Midway through the third Test of South Africa’s tour of England in 2008, Kevin Pietersen went berserk. He had made mincemeat of the Proteas’ attack and had the Edgbaston crowd bouncing. Alongside Paul Collingwood, Pietersen had catapulted England’s lead to 136 and threatened to triple it. South Africa needed a breakthrough. That’s when Mark Boucher – then South Africa’s wicketkeeper, now South Africa’s coach – devised a cunning plan.
“Bouch told me he wanted me to swear at KP,” remembers Paul Harris, the left-arm spinner with 103 Test wickets. “I didn’t need a second invite. KP was on 94 and Bouch figured he’d want to reach his ton with a six.
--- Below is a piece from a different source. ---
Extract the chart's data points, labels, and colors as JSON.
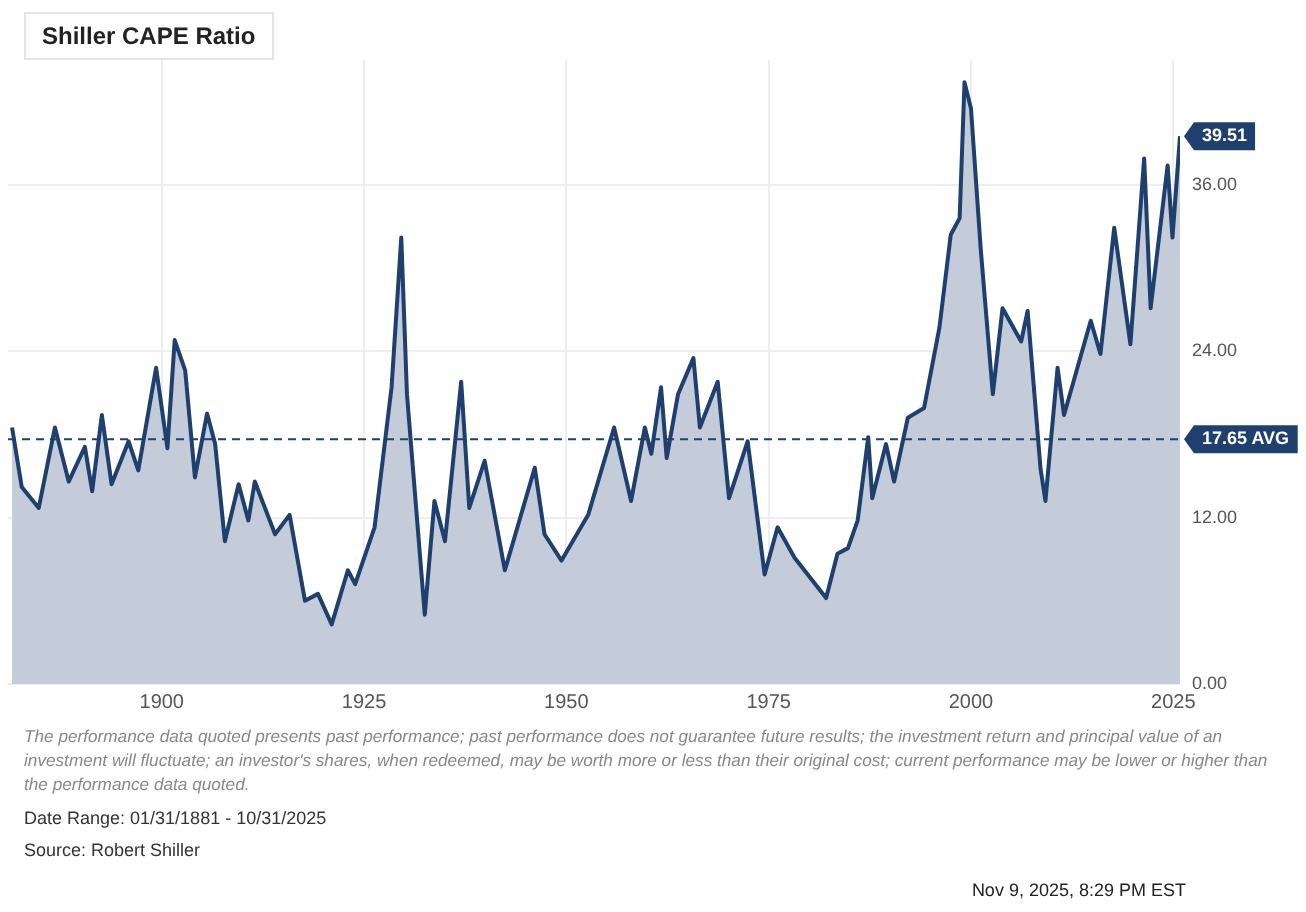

So the plan was to play on his ego a bit, get him angry.”
So it began. Makhaya Ntini bowled the next over and Harris and Boucher tore into Pietersen. His first ball against Harris, Pietersen charged down the wicket and unfurled an ugly hack. He struck it well but not out of the middle. It flew flat and hard and straight to AB de Villiers who was pushed further back at mid-on. Pietersen fell into the trap.
“That moment sums up Mark Boucher,” Harris says. “He’s a prickly character and can rub people up the wrong way. He’s like Marmite. I love him but other people don’t. He seems like he just wants a scrap but he has a deeply intelligent cricket brain. He can read the situation before anyone and will do anything to win. I’m convinced that turned the game and the series.”
The match was won thanks to a fourth-innings 154 not out by Graeme Smith, well supported by an unbeaten 45 from Boucher. That series win served as a catalyst for a golden generation that would go on to claim the No 1 spot on the ICC’s Test rankings. Numerous world-class talents played their role, but Boucher’s tirade got things going.
After a chastening defeat at Old Trafford in the second Test, Boucher’s side head to the Oval on Thursday needing all the battling qualities their coach has shown over the years. Handed the Proteas gloves at 21 he fought his way across 147 Tests, claiming a record 555 dismissals. An errant bail in Taunton ended his career when it flicked off the stumps and made contact with his left eye, causing irreparable damage. After a five-year hiatus from the game he returned when the Titans franchise in Centurion needed a coach in August 2016.
“Albie Morkel was captain at the time and asked me what I thought about Bouch taking over,” says Farhaan Behardien, a former Protea with 97 caps who played under Boucher at the Titans. “I respected what he’d done as a player but I also knew he didn’t have any coaching experience. I knew he was a disciplinarian but was curious to see how he’d do without any coaching behind him.”
Boucher’s lack of coaching credentials has been a sticking point for critics. Either way, with an all-star cast including De Villiers, Morne Morkel and Quinton de Kock, Boucher lifted five titles in three seasons. After a dismal showing at the 2019 World Cup, and a 3-0 Test-series drubbing in India, Boucher was tasked with rebuilding the Proteas.
It was a controversial pick. He had the backing of his players and captain Faf du Plessis spoke of the renewed energy within the side. But the optics were a concern. His appointment coincided with that of Smith and Jacques Faul as director of cricket and Cricket South Africa’s CEO respectively. Interim coach Enoch Nkwe was demoted to an assistant role. Suddenly the hands on the levers of power were all white in a country still grappling with racial politics.
Then came the Social Justice and Nation-Building Hearings last year which exposed latent tensions within the sport. The most shocking revelation came from Paul Adams, the former spinner, who recounted an incident where he was called “brown shit” in a fines meeting in a bastardised version of the Boney M song Brown Girl in the Ring. Boucher admitted he had taken part in this public humiliation. Boucher apologised but there are enough South African fans who believe his crime should have seen him fired. CSA opened, and then abandoned, a formal charge of racism against him.
Despite a fragile batting unit, South Africa are in a strong position to qualify for the World Test Championship final at Lord’s next year. Captain Dean Elgar has praised his team for scoring “ugly runs” and embodying the virtues of their coach. “That’s what Boucher teams are about,” Harris says. “He doesn’t know any other way. He talks straight and lets you know exactly what he thinks. There’s no guessing with him.”
An innings defeat in Manchester has momentum on England’s side and South African backs against the wall. That will suit Boucher just fine.